Towards the end of January, the Ukrainian government continued its message of calm. A think tank led by the former defense minister has released a report saying the troops Russia has amassed near the Ukrainian border are not yet sufficient for a full-scale invasion. President Zelensky called together foreign correspondents to chastise them for writing “as if an army were marching through our streets”. Most Western media do not have a permanent correspondent in Kiev, or even in neighboring European capitals such as Warsaw or Vienna, and yet more than twenty journalists gathered to listen to the president in person. Their mere presence cast doubt on his message that there was no story there.
“There are more foreign correspondents here than at any time since 2014,” Nataliya Gumenyuk, founder of the Public Interest Journalism Lab, told me. “I wonder: are we normalizing the expectation of war? Or do they know something we don’t? When do we say, ‘Stop overdoing it,’ and when do we have to start preparing?” Gumenyuk, who is 38, covered the Maidan and wrote a book about occupation of Crimea. When I dined with her and her husband, Pyotr Ruzavin, in a restaurant with a tin ceiling, ‘Brooklyn pizza’ on the menu and an elaborate selection of teas, war seemed more unimaginable than ever.” I read all the scenarios,” Gumenyuk said. “Some Western newspapers are reporting that there will be an invasion of Kiev by troops crossing the border with Belarus, but how are they going to get here, through the swamps It’s five hours by car.
It’s really not far, I thought. “It’s really not far,” Ruzavin said.

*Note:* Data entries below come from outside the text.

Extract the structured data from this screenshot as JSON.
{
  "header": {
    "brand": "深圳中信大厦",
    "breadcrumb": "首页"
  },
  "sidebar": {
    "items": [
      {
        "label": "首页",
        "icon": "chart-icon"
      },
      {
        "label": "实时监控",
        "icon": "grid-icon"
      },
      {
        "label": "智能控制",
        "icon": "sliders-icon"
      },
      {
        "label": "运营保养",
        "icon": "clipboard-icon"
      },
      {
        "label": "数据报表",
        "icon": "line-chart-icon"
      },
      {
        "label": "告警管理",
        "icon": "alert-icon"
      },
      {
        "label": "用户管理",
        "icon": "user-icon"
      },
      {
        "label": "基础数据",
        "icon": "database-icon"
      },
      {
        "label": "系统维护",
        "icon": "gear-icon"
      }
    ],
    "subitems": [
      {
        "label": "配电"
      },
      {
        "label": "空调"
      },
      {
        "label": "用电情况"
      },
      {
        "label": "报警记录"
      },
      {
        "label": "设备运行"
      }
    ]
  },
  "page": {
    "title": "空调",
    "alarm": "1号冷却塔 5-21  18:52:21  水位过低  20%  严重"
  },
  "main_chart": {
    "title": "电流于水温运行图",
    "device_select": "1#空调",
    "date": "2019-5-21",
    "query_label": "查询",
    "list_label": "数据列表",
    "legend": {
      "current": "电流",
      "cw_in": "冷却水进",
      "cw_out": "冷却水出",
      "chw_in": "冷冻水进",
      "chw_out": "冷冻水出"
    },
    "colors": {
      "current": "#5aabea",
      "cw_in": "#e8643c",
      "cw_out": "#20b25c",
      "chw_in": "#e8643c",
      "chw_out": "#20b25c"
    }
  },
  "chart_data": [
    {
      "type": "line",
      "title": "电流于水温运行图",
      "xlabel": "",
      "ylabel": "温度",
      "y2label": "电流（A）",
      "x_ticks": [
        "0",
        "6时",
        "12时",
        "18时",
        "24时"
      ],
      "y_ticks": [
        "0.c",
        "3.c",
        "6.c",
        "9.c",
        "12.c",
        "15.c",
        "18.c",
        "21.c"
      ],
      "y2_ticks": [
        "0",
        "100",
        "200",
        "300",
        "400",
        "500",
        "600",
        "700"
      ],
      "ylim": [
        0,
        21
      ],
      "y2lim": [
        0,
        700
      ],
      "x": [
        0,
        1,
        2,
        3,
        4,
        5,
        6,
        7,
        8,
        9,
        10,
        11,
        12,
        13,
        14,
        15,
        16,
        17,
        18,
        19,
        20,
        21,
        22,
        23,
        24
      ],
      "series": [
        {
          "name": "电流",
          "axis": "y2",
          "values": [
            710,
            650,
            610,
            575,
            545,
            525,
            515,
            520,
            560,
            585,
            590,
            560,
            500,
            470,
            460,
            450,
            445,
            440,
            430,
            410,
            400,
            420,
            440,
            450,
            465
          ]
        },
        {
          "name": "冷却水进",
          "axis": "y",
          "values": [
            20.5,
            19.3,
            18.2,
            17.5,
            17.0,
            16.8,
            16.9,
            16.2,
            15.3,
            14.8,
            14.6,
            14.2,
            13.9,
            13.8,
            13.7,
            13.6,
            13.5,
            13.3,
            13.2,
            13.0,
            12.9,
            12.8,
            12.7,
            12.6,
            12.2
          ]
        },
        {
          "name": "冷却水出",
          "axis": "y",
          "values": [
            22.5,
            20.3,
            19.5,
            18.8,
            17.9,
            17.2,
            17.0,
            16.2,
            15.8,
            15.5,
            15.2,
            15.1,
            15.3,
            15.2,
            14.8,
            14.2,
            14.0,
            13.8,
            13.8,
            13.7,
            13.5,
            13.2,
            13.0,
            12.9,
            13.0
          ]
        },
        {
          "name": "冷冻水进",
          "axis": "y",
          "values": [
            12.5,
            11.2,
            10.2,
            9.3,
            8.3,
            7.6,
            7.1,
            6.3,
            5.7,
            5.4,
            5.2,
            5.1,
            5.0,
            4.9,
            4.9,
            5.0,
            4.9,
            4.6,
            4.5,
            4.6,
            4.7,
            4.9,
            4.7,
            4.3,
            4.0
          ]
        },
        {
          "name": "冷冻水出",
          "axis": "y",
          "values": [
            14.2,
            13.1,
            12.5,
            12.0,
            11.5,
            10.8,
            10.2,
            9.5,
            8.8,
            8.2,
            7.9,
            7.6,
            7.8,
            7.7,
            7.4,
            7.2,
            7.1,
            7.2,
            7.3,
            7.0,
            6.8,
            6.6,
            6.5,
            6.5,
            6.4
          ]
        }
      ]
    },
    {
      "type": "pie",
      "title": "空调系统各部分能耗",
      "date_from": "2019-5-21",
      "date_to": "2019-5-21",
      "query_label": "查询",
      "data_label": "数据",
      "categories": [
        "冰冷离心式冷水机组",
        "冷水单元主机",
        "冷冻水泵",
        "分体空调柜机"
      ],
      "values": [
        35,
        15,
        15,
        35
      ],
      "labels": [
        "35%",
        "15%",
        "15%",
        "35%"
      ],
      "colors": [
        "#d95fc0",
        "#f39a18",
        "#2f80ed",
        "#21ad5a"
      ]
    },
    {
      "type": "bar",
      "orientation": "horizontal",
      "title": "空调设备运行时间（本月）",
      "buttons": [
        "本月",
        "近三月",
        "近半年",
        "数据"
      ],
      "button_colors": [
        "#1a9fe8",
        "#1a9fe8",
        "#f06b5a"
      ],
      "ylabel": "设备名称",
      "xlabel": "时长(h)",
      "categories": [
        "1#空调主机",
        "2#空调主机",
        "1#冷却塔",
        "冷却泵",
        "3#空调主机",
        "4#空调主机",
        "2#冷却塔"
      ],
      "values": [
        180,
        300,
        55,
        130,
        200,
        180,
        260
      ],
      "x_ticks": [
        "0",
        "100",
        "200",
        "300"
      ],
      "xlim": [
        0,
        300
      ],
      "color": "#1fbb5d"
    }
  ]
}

Ruzavin, 30, is a Russian journalist based in Moscow. He is tall and skinny and squints and blushes when Gumenyuk corrects something he said, which happens often. They got married four and a half years ago in Minsk, Belarus, a place their friends from Kyiv and Moscow could reach. They continued to work in their respective cities (Ruzavin worked for several outlets which the Russian state called “foreign agents”), so their marriage is a suburban marriage, i.e. Ruzavin goes to Kyiv. Travel became more and more difficult. There have been no direct flights since 2015. When covid hit, the night train from Moscow also stopped running. Ruzavin started flying through Minsk, but after Belarus forced a Ryanair flight to arrest a dissident who was on board, European airlines stopped flying there. Today, Ruzavin commutes via Istanbul or Amsterdam, a long and expensive journey.
Ruzavin believes that the declaration of war will come through Russian television: when prominent media personalities start calling for an invasion of Kiev or the abolition of the Ukrainian state, it will have begun. “These are the sirens of war,” he said. He was due to return to Moscow in mid-January, but postponed his departure until after the Beijing Olympics. It’s something of a superstition: Russia launched its offensive against Georgia on the first day of the Summer Games in Beijing in 2008 and invaded Crimea as the Winter Games in Sochi drew to a close. (A rumor, vehemently denied by China, is that Putin promised Xi Jinping not to start a big war during the Olympics this time around.)
“I kept an eye on the Kerch Strait,” east of Crimea, Gumenyuk said, continuing to ponder possible signs that a new stage of the war has begun. “Or a cyberattack, they could shut down the Zaporizhia nuclear power plant. Two weeks ago, when someone hacked into a dozen top government sites, I thought this might have started. But that was just the homepages, the hacks didn’t go any further.